The process where cells are broken up and the different organelles they contain are separated out so that they can be studied in detail.
The most common method of cell fractionation is differential centrifugation.
What is homogenation?
The first stage of cell fractionation when cells are broken up by a homogeniser (blender) and organelles are released from the cell. The resultant fluid, known as homogenate, is then filtered to remove any complete cells and large pieces of debris.
What is ultracentrifugation?
The second stage of cell fractionation when the fragments in filtered homogenate are separated in a machine called a centrifuge. This spins tubes of homogenate at very high speed in order to create a centrifugal force.
What are the limitations of using electron microscopes?
- The whole system must be in a vacuum so living specimens cannot be observed.
- A complex staining process is required and even then the image is not in colour and may introduce artefacts into the image.
- Artefacts are things that result from the way the specimen is prepared. Artefacts may appear on the finished photomicrograph but are not part of the natural specimen. It is therefore not always easy to be sure that what we see on a photomicrograph really exists in that form.
- Specimens have to be very thin, particularly for TEM so that the electrons can pass through. The result is therefore a flat, 2D image. You can partly get over this by taking a series of sections through a specimen. We can then build up a 3D image of the specimen by looking at the series of photomicrographs produced. However, this is a slow and complicated process.
- SEM has a lower resolving power than TEM, but both have greater resolving power than a light microscope.
What is the process of cell fractionation?
- The cells are first blended in an homogeniser forming the resultant fluid called the homogenate. This tube of homogenate is then placed in a centrifuge and spun at a slow speed.
- The heaviest organelles, the nuclei, are forced to the bottom of the tube where a thin sediment or pellet forms.
- The fluid at the top, called the supernatant, is removed which leaves just the sediment of the nuclei. The supernatant is then transferred to another tube and spun at a slightly faster speed. This time the pellet that forms contains the next heaviest organelle, the mitochondria, which are forced to the bottom of the tube.
- This process continues so that each time the speed is increased the next heaviest organelle is sedimented and separated out.
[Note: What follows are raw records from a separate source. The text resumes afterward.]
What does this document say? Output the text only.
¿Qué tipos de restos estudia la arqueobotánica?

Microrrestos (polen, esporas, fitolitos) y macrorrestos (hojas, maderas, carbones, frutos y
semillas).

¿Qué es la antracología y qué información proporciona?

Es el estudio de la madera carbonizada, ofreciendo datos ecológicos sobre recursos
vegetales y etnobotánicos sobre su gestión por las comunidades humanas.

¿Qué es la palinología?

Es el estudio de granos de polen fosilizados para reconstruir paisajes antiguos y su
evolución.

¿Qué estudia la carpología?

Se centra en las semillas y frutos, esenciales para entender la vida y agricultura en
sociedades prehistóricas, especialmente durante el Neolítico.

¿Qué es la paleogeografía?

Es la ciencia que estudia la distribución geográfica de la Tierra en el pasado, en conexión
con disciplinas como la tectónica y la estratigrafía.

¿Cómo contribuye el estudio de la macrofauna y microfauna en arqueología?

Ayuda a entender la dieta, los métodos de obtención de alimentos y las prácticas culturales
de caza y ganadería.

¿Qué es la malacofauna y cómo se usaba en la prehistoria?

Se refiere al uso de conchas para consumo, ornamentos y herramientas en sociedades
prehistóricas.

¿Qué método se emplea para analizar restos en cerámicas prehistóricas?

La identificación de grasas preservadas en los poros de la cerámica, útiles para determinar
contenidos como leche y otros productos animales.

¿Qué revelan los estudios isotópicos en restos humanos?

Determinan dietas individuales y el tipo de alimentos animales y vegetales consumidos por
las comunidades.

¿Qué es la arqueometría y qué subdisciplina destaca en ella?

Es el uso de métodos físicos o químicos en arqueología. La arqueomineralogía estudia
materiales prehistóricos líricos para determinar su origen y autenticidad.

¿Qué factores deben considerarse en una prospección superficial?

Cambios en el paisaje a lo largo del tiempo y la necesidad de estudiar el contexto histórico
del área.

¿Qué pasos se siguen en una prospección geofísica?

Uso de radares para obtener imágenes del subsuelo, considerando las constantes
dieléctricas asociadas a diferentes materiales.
What is the limit of resolution?
The limit of resolution is defined as the smallest distance at which it is possible to distinguish two separate items. Up to this point, increasing the magnification will reveal more detail but beyond this point, increasing the magnification will not do this. The object, while appearing larger, will just be more blurred.
Under what conditions does cell fractionation occur? Why?
Buffer solution - keeps pH constant so enzymes in the cell’s organelles don’t denature.
Isotonic water potential - prevents water from moving in and out the organelles by osmosis and bursting them (cell lysis) or shrinking them under osmotic pressure.
Cold - so the enzymes work more slowly, preventing destructive enzymes from destroying organelles.
What are the relative sizes of the organelles, largest to smallest?
- nucleus
- chloroplasts, mitochondria
- lysosomes, endoplasmic reticulum
- ribosomes
Explain how to calibrate and use an eyepiece graticule.
To calibrate a graticule, you observe a special slide called a stage micrometer. When the stage micrometer and graticule are lined up, you can calculate the length that each division on the graticule is equivalent to.
How would you prepare cheek cell slides?
- Using a cotton bud, remove some cells from the inner part of your cheek.
- Smear them onto a microscopic slide.
- Add a drop of methylene blue solution to the cells.
- Carefully place a coverslip over the cells.